Monday, June 02, 2003

THE PATH OF THE MONKEY MAN
America’s Inner Chimp


Earlier today, I caught the second half of a two-hour long interview with Noam Chomsky on C-SPAN 2. It was followed by a shorter interview with David Horowitz. I had to change the channel on Horowitz after about ten minutes—I said “WHAT????” a few times too many. This ping-pong in ideological extremes gave me a few thoughts.

There are a couple of realities in America. The first one, embodied by Horowitz, sees the US as a democracy, free, a force for what is right and good, leading the fight against terrorism and oppression. The second, embodied by Chomsky, sees the US being run by an evil, greedy, soulless, wealth-driven oligopoly taking the nation down the road of empire, aided by a corporate controlled, propagandistic mass media.

Most Americans believe that they exist in the former version of reality—the latter version is dismissed as fantasy by the few who have even heard of it at all. Americans cherish their mythical reality, despite the masses of evidence that proves it false, available to anyone who digs only a bit. Public education and mass media, both entertainment and “news,” cause Americans to imbed the Horowitz reality deeply within their personal identities. Speaking against sacred national myths pushes psychological buttons, sometimes evoking rage. Nobody wants to be told that they have been living a lie.
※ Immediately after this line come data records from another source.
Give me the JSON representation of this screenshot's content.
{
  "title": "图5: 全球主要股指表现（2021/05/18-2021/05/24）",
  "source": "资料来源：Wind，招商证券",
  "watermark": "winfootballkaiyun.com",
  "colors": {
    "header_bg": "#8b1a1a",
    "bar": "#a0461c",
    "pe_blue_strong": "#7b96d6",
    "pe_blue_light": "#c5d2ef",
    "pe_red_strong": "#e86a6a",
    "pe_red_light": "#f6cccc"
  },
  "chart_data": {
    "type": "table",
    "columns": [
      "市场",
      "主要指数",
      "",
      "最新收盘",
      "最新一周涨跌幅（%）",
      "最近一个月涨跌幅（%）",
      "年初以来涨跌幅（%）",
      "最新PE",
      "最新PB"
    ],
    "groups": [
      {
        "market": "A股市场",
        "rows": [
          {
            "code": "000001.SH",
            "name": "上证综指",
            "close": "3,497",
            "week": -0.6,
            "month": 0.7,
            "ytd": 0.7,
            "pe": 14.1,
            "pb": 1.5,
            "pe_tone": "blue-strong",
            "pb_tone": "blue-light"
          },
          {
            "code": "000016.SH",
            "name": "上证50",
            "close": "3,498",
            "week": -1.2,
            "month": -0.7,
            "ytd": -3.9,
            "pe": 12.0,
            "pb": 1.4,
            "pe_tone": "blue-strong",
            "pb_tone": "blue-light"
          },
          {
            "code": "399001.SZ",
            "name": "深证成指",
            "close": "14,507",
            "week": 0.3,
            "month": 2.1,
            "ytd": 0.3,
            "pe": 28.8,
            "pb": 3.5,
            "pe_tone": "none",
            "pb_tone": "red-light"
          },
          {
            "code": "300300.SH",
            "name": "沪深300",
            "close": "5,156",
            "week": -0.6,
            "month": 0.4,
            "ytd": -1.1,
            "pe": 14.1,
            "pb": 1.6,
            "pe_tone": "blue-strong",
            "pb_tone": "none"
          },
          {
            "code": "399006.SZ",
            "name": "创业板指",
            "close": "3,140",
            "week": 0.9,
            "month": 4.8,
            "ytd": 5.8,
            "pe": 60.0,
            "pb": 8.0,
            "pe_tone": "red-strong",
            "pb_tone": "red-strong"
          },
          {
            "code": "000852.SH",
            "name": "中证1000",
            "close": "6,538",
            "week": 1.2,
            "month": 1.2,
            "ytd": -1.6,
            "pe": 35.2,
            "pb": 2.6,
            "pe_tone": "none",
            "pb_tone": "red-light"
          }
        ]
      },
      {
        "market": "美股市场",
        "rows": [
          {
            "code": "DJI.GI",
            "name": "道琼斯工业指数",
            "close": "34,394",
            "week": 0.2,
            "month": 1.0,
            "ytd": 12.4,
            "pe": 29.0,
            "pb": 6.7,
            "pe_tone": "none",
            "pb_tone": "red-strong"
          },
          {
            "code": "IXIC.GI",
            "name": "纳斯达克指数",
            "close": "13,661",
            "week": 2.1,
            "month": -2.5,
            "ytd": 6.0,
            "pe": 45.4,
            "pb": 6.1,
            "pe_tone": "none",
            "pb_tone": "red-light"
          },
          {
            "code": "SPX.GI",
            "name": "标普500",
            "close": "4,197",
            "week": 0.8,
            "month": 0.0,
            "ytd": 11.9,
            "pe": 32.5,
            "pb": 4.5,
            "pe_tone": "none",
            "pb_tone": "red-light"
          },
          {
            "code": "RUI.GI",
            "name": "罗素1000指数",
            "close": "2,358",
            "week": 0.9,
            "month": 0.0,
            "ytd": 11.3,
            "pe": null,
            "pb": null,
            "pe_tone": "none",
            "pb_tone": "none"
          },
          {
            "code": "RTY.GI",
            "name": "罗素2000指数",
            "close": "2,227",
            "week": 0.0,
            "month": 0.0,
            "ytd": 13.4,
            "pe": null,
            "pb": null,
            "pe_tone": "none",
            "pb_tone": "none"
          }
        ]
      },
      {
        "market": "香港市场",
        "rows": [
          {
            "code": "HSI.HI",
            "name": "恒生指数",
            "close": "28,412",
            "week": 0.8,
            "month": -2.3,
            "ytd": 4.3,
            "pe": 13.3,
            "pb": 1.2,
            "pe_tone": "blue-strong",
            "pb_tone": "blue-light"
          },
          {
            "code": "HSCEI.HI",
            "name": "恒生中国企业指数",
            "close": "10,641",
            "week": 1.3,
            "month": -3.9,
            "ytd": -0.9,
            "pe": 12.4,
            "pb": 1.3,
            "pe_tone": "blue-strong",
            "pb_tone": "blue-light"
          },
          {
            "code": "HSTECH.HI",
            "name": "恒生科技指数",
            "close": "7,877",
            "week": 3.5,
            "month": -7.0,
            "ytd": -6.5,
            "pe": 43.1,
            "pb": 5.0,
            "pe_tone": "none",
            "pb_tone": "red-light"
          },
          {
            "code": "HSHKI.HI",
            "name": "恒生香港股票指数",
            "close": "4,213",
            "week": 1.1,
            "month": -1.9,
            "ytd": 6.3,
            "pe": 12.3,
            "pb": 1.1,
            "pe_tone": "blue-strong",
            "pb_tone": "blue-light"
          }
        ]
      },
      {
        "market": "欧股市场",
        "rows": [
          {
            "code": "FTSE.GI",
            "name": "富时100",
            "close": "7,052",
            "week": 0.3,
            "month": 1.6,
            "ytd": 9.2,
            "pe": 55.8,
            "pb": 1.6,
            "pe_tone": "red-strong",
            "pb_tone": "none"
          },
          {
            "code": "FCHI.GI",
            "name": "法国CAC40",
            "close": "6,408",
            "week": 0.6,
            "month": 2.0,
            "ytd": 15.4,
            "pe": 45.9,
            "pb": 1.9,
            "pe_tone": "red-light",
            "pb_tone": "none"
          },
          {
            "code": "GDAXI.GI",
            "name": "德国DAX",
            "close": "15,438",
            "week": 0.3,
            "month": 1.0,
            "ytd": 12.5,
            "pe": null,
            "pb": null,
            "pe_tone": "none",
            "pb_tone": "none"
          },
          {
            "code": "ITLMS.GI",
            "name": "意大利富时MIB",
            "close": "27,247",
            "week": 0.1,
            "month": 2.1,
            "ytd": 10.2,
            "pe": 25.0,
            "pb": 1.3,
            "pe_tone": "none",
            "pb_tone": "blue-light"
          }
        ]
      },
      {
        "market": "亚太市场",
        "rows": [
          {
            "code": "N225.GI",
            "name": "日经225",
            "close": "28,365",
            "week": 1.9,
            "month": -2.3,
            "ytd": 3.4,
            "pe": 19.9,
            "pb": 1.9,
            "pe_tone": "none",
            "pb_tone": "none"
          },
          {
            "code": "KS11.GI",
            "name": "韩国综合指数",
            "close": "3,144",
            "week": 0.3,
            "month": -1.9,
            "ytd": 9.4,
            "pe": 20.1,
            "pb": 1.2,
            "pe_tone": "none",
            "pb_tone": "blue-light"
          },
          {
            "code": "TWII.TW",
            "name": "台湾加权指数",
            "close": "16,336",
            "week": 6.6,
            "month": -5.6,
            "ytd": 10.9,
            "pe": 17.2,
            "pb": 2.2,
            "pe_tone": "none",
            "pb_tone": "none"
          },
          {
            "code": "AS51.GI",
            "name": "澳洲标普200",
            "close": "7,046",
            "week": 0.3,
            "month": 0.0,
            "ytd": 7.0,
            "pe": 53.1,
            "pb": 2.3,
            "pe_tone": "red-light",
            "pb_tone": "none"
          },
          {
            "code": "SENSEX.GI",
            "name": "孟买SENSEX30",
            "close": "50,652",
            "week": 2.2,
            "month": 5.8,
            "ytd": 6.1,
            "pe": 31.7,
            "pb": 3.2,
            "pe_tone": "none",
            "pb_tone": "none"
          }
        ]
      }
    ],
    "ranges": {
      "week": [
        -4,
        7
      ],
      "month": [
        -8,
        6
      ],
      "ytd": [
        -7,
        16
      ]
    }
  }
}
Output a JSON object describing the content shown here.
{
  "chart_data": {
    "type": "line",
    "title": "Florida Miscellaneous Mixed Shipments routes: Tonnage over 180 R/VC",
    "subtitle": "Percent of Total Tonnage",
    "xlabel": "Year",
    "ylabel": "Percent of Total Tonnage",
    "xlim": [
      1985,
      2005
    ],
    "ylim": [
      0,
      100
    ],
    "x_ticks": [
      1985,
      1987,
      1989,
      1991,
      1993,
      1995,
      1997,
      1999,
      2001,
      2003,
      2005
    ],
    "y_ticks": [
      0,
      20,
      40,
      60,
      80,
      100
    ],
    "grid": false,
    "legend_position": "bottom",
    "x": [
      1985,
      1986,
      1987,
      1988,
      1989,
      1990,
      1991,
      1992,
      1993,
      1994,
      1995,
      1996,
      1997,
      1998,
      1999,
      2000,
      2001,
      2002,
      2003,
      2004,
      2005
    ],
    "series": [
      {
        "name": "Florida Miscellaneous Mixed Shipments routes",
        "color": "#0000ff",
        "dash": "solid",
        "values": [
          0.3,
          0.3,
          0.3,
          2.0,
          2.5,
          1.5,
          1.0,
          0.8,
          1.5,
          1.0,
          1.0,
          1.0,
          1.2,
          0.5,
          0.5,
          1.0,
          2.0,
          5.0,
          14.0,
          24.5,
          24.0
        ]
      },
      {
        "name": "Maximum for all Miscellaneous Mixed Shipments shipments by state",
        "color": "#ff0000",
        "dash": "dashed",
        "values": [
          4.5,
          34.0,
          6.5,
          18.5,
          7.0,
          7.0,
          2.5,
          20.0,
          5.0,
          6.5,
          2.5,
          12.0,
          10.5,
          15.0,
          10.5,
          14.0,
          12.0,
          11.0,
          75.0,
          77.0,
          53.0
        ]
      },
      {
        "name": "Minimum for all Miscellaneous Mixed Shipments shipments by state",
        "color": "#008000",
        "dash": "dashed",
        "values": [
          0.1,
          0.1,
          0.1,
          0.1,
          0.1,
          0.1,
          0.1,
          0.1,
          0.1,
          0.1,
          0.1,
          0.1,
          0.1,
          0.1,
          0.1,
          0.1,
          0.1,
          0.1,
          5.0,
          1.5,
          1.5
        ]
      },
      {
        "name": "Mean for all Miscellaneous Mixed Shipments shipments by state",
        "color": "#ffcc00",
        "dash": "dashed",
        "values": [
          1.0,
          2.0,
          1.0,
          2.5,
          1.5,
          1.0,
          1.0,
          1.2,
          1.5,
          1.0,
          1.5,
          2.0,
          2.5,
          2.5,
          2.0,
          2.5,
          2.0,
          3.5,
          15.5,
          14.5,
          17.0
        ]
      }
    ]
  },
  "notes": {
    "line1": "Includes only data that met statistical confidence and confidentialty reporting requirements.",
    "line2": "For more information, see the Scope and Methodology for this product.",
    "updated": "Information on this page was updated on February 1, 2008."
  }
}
There is seemingly no hope of persuading Americans to abandon their greatly loved mythology. Soft peddling doesn’t work. Lecturing and finger wagging doesn’t work.

How do I persuade the bored and disinterested? The patriotic? The fearful? Centrist Democrats? Fundamentalist Christians? Free market fundamentalists? Nervous middle class white men? Gun nuts? How do I persuade my very intelligent, very conservative brother who I once angered by asserting that the Clinton impeachment was unfounded?

This reality schism is beyond the liberal/conservative dynamic, anyway. The two terms are simply ideological boundaries that serve to make any outside point of view seem crazy or stupid. Liberal/conservative is myth: “reality.” Walking away from the conventional political spectrum is only for those who are willing to risk being seen as fools, only for those who are unafraid of questioning the heavily socialized meaning of what it means to be a “good American,” a good person.

It is very difficult to walk against the herd. It is even more difficult to get others to come with you.

When I was in college, I took a course that examined group methods. Once, while studying as a class project the environmentalist group Greenpeace in Austin, I asked one of their members how he dealt with the fact that they seemed to be facing insurmountable odds. He quickly told me about a book called The Hundredth Monkey. The book deals with chimpanzee behavior and how new behaviors are transmitted from chimp community to chimp community. The long and the short of it is that once a new kind chimp behavior reaches a particular numerical threshold, it might as well be said that all chimps show that behavior. For example, by the time an observer can see that any one hundred monkeys have started eating a previously uneaten fruit, the observer will also see that all monkeys are now eating that fruit. I’m still skeptical about this (of course, I’ve never read the book; maybe I should): it seems too mysterious and magical. However, this was the hope that kept this poor guy trudging from door to door for hours and hours every day asking for donations.

In spite of my skepticism, and because of my own ever-looming sense of hopelessness, I find that I have developed a similar point of view, only without the monkeys. I try to affect the people around me, and hope that they, in turn, will affect others. It’s just as much of a long shot as the Greenpeace guy’s genetic-primal-behavioral sea change theory, but what else have I got?

I also find that, even though I am leery about the hundredth monkey premise, I am increasingly beginning to feel that we are more primal than I want to believe. Seemingly, most Americans believe in our sacred national ideals, not because of contemplative, rational thought and judgment, but because there are serious social rewards for believing: “Good boy. You’ve memorized the Preamble to the Constitution. You get an ‘A.’ What a good boy you are. A good American.” Good monkeys get more bananas.

Americans also tend to believe the words of the leaders who seem the most excited, the strongest. Watch the alpha male behavior during the upcoming presidential primary season. Watch the monkeys screech and beat their chests.

Can the left appeal to the human intellect that exists within all Americans? Can the left beat down America’s inner chimp? These are the realities of Horowitz and Chomsky: ape instinct versus human thought.

More than ever, it appears that America’s probable destiny is the path of the monkey man, to forever exist as psychological slaves to our genetic behavioral heritage, the weak following, the strong leading. Even though I do not know how to alter this sad destiny, I will not accept ape reality. I choose the human reality, the path of man, embracing freedom, justice, and intellect.

It is not wrong to piss off the monkeys by holding up the mirror to show them that they are, in fact, men.

Get your filthy, stinking paws off of me, you damned, dirty APE!